A complete, updated list of known vulnerable platforms is posted on CERT/CC Vulnerability Note VU#650937.

Risk level—critical
It doesn’t get much more critical than allowing an attacker to modify source code and secretly plant Trojans, backdoors, and other rogue code—and those are the kind of activities that can result from this flaw.

Mitigating factors
The only mitigating factor is that that the person who discovered the problem worked with vendors to fix it before disclosing it publicly.

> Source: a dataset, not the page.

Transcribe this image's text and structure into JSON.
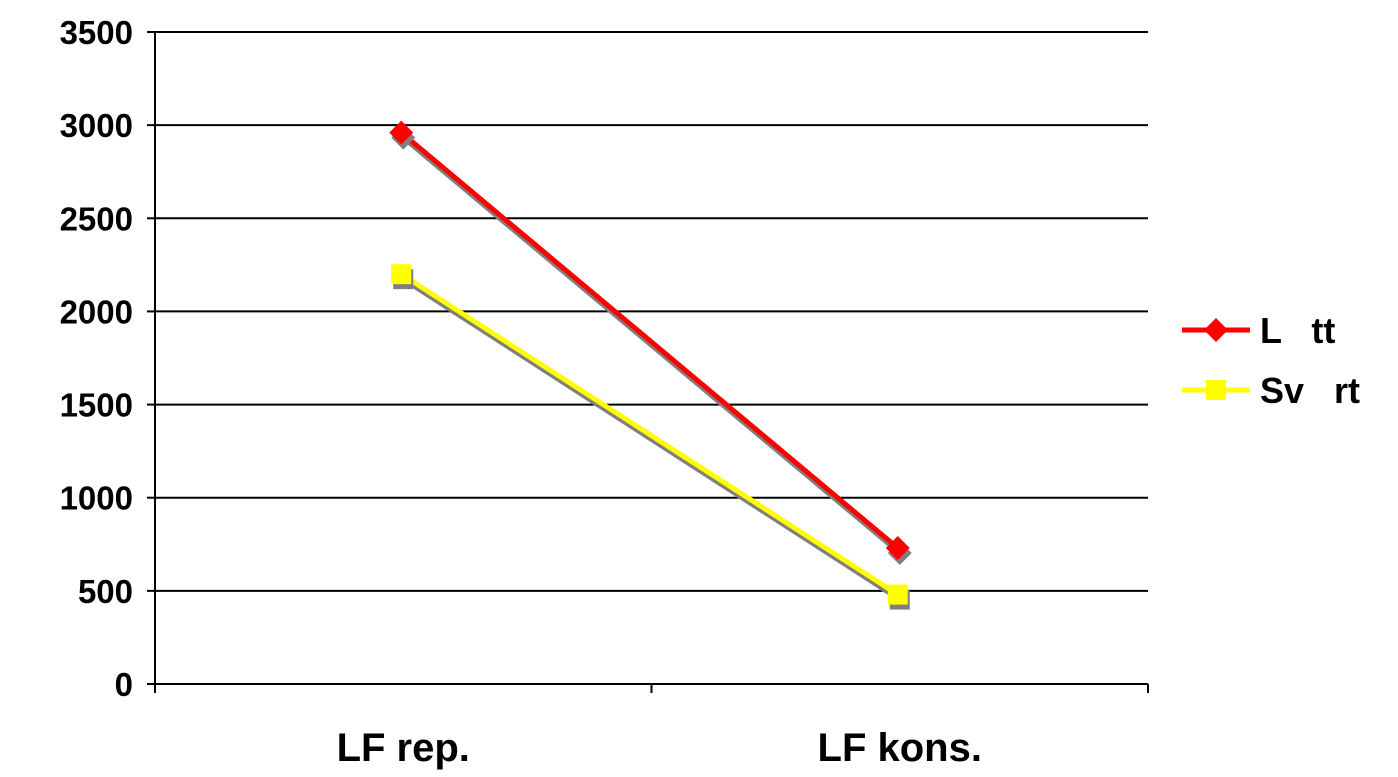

Fix—patch or disable CVS services
CERT recommends disabling anonymous CVS server access, configuring CVS servers to run in restricted environments, and hosting CVS servers on secured systems that have no other purpose. The various workarounds do not provide complete protection. They only limit the possible damage that an attacker could cause.

Red Hat has patches available for its Advanced Server and Red Hat Linux. AIX installations may include CVS from the Linux Affinity Toolbox. (Here’s a fix.) Debian has patches for some versions; see its security site for more information.

Conectiva has patches available. For other distributions, see the CERT advisory, which includes FTP links to patches.

Final word
This is an example of the dangers posed by open source development and should serve to remind users that simply because software was developed under the auspices of open source—which can have many benefits—doesn’t mean that it’s inherently more secure than proprietary software.